Finovate, also known as “ the Disneyland of fintech”, is consistently among the most important conferences in the industry. Last week, I spent some time at Finovate Fall 2018 which was — for a fintech novice like me — a crash course on the current industry insights.
Traditionally focused on fintech startup demos, Finovate has expanded to include panel discussions. My primary interest was to explore developments in digital financial services. So to answer the question ensuing post-conference: “What did you think?” Here are some highlights from my time at Finovate:
In a panel titled “Short and Sharp Duelling Debate: The future of Digital Financial Services”, the focus was the challenging collaboration process in bank and fintech partnerships, which largely stems from the structural differences between large banks and fintechs:
- Scale: Large financial institutions (FIs) have the advantage of distribution, larger balance sheets, and lower acquisition costs.
- Infrastructure: FIs are more experienced than fintechs in navigating the highly regulated environment. Although fintechs are often regulated, they typically do not have the same dedicated compliance budgets or teams as banks. FIs also have access to certain pieces of financial services infrastructure (for example, payment rails) that fintechs have to jump through hoops to access.
- Security: “To bank on” is “to trust”, yet only 26% of Americans strongly agree that financial services (both banks and fintechs) have their best interest in mind. However, when trust is lost, fintechs suffer significantly greater losses than banks. Hence, while banks may be able to survive a breach of trust, fintechs may be ousted.
These differences are supported by an Accenture and Partnership Fund for New York City report. When they asked startups and FIs going through the four key partnership phases when working together — prospecting, proof-of-concept (POC), procurement and implementation, they found divergent responses in those same areas:
- Scale: Fintechs cite the lack of budget, competition with internal rivals and sunk costs in legacy technology as the main bottlenecks for transitioning from prospecting to POC.
- Infrastructure: Financial companies are working more actively with regulators (60%) than fintechs (17%) to address regulatory concerns.
- Security: 60% of financial institutions cite regulatory, compliance or security issues as major stumbling blocks. However, less than a fifth of fintechs perceive such a problem.
Security continued to dominate the discussions at Finovate, with an in-depth look at cyber security and risk management. My takeaways underscored that both FIs and banks will need to develop real-time and robust data security and anti-fraud strategies.
Attackers are carefully curating customer information to generate a customer profile before making their attacks. From live person scamming to fully automated phone phishing, both fintechs and FIs will have to employ continuous compliance testing with their vendors and supply chain partners. On the other hand, customers may not understand the requirements for data protection, so equipping them with a clear understanding of what they need to verify for onboarding is instrumental. To effectively realize both user experience and fraud mitigation, a delicate balance is required between seeking information and feeding information.

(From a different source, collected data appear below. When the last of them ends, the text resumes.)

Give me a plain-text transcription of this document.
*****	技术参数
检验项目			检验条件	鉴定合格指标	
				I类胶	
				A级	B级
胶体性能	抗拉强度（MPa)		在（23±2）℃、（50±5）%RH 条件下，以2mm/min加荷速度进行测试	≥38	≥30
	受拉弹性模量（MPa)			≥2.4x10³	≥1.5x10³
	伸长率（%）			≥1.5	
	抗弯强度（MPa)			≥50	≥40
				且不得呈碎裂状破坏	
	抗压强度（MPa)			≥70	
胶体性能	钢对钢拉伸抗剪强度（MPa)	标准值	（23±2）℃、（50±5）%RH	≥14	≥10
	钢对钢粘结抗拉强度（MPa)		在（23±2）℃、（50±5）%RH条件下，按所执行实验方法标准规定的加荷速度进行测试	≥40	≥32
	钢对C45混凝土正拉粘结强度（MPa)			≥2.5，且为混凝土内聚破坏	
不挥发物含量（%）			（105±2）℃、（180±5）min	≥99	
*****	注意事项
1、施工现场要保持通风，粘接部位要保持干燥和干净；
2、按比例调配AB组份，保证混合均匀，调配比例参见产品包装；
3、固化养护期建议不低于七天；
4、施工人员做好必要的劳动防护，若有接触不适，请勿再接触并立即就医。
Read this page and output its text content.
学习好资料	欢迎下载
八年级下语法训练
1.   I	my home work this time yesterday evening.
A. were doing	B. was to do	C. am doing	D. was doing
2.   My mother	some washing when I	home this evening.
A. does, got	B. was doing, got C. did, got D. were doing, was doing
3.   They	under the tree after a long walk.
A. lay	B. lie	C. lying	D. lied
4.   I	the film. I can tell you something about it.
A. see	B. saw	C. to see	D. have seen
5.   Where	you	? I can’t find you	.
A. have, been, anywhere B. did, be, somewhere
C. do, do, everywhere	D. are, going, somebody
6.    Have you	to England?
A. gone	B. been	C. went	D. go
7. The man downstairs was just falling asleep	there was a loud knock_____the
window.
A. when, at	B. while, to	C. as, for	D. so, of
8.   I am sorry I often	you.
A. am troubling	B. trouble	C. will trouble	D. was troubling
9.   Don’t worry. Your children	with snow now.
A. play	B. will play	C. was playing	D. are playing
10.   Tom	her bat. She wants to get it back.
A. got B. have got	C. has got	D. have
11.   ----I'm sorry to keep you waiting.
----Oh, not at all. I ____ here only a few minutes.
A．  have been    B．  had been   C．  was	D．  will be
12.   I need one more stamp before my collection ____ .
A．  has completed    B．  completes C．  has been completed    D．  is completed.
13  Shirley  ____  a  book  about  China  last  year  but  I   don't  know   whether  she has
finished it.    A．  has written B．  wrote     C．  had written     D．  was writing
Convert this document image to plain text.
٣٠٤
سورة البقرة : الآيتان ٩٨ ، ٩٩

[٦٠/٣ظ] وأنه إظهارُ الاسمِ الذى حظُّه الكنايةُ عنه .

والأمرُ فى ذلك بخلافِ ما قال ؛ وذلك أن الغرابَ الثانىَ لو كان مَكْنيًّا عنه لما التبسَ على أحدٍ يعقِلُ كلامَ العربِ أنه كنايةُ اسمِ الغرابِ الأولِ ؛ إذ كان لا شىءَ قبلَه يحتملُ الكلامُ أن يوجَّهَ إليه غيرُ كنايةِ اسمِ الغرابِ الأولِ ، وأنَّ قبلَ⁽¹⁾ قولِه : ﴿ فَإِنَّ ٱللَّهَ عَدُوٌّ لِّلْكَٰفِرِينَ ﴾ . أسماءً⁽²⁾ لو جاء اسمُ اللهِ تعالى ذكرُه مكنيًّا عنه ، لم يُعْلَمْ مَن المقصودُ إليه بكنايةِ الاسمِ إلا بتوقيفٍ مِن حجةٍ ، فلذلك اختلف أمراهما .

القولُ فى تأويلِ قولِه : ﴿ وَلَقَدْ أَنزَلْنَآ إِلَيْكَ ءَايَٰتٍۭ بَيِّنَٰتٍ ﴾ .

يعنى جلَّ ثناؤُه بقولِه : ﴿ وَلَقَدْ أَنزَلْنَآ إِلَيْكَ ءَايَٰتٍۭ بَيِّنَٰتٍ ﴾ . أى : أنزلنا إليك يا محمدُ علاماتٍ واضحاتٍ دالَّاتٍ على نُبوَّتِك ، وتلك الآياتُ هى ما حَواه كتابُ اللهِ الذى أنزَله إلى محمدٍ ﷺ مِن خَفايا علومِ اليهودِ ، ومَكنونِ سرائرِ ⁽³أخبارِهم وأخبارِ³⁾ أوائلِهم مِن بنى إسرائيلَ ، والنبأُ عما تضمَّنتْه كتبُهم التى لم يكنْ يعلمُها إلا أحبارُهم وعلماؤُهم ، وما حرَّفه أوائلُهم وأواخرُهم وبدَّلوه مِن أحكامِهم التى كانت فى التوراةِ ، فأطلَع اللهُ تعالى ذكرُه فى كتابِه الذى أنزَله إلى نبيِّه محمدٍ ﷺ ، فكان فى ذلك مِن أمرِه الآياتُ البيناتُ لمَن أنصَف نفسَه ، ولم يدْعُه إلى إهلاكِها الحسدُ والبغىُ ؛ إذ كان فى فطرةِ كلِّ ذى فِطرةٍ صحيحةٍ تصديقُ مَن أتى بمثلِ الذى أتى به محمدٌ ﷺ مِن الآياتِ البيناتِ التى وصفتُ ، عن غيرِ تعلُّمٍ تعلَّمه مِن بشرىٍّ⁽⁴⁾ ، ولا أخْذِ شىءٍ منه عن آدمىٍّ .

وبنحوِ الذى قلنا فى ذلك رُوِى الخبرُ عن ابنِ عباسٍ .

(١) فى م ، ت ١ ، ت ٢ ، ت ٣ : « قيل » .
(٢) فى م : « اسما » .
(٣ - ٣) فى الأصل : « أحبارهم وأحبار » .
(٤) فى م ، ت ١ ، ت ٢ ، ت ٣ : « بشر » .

While it is possible to crush a company, it is not possible to stop a movement. The challenge to FIs is their ability to innovate themselves. Conversely, in choosing to partner with innovative fintechs while keeping certain legacy systems, FIs will have to wrap or replace legacy systems one by one with better, faster fintech offerings. The productive reaction for both FIs and Fintechs will be to acknowledge their mutual dependence and be open to competing in a more diverse environment.